Kähler packings of projective complex manifolds (Q2667142)

In the paper under review, the author studies Kähler packings of projective complex manifolds. Let \(X\) be a complex projective manifold of dimension \(n\) with \(P_{1}, \dots, P_{k}\) distinct points in \(X\). Let \(L\) be an ample divisor and \(\pi : \tilde{X} \rightarrow X\) be the blowing up of \(X\) at the points \(P_{1}, \dots, P_{k}\) with the exceptional divisors \(E_{1}, \dots, E_{k}\). Define the multiple Seshadri constant as \[\varepsilon(X,L; P_{1}, \dots, P_{k}) = \sup \{ \epsilon \in \mathbb{Q}_{>0} : \pi^{*}L - \sum_{i=1}^{k}\epsilon E_{i} \text{ is } \mathbb{Q}\text{-ample}\}.\] Consider now \((X,\omega)\), where \(X\) is an \(n\)-dimensional Kähler manifold with Kähler form \(\omega\).
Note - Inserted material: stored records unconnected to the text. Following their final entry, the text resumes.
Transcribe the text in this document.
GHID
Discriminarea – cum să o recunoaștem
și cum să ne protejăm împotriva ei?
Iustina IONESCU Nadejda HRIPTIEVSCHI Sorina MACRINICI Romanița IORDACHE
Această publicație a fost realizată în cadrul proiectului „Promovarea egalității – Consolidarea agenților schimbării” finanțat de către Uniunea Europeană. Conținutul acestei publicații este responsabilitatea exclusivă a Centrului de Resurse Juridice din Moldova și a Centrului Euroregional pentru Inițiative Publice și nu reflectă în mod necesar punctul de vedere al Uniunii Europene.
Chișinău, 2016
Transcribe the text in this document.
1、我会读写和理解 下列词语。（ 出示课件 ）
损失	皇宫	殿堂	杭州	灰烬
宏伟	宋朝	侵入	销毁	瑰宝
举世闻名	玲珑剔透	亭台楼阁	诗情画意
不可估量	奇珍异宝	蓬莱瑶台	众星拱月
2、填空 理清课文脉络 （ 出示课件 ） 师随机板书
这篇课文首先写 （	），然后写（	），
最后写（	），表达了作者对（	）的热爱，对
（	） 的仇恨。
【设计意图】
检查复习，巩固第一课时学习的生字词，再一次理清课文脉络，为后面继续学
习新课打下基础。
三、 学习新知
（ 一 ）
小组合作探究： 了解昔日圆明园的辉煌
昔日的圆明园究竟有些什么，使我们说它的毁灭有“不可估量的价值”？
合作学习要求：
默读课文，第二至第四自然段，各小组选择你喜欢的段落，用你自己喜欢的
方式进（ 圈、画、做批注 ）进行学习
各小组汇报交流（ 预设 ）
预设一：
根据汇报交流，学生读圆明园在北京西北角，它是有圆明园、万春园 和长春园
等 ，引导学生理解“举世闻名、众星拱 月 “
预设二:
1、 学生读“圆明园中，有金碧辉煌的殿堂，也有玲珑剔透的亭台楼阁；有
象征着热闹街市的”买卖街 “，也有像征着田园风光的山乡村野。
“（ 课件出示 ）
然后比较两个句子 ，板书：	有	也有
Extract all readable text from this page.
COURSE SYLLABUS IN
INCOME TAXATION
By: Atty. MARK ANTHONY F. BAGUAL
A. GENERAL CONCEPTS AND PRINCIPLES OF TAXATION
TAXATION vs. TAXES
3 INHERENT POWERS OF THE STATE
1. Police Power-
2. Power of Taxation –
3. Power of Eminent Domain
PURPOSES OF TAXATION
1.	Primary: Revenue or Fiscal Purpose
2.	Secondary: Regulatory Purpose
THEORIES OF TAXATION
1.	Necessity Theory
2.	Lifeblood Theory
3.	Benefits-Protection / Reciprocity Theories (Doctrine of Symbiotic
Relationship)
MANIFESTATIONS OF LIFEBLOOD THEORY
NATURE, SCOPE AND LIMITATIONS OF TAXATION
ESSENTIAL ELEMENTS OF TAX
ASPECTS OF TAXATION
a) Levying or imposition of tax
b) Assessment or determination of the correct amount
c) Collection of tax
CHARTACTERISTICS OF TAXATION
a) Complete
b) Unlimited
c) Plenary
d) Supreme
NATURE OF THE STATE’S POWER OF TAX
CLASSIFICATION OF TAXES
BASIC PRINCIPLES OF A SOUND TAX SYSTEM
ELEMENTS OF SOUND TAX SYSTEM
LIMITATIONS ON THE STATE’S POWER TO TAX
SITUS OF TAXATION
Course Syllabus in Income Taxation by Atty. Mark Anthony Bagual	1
Then a holomorphic embedding \[ \phi = \coprod_{q=1}^{k} \phi_{q} : \quad \coprod_{q=1}^{k} B_{0}(r_{q}) \rightarrow X\] is called a Kähler embedding of \(k\) disjoint complex flat balls in \(\mathbb{C}^{n}\) centered in \(0\), of radius \(r_{q}\), if there exists a Kähler form \(\omega'\) such that \([\omega'] = c_{1}(L)\) and \(\phi_{q}^{*}(\omega') = \omega_{\mathrm{std}}\) is the standard Kähler form on \(\mathbb{C}^{n}\) restricted to \(B_{0}(r_{q})\). Let \[\gamma_{k}(X, \omega; P_{1}, \dots, P_{k}) = \sup \{r > 0 \, : \, \text{ there exists a Kähler packing with } \phi_{q}(0) = P_{q}\}.\] We call \(\gamma_{k}\) the \(k\)-ball packing constant. The main result of the paper under review can be formulated as follows. Theorem A. Let \(X\) be a projective complex manifold of dimension \(n\) and let \(L\) be an ample line bundle on \(X\), \(P_{1}, \dots, P_{k} \in X\) distinct points. Denote by \(\varepsilon_{0} = \varepsilon(X, L; P_{1}, \dots, P_{k})\) the multipoint Seshadri constant of \(L\) on \(X\) in \(P_{1}, \dots, P_{k}\). Then, for any radius \(r < \sqrt{\varepsilon_{0}}\), there exists a Kähler packing of \(k\)-flat Kähler balls of radius \(r\) into \(X\). As a consequence, the author proves the following result. Theorem B. With the notation as above, we have the square of the \(k\)-ball packing constant is equal to the multipoint Seshadri constant: \[\gamma_{k}(X,\omega;P_{1}, \dots, P_{k}) = \sqrt{\varepsilon(X,L;P_{1}, \dots, P_{k})}.\]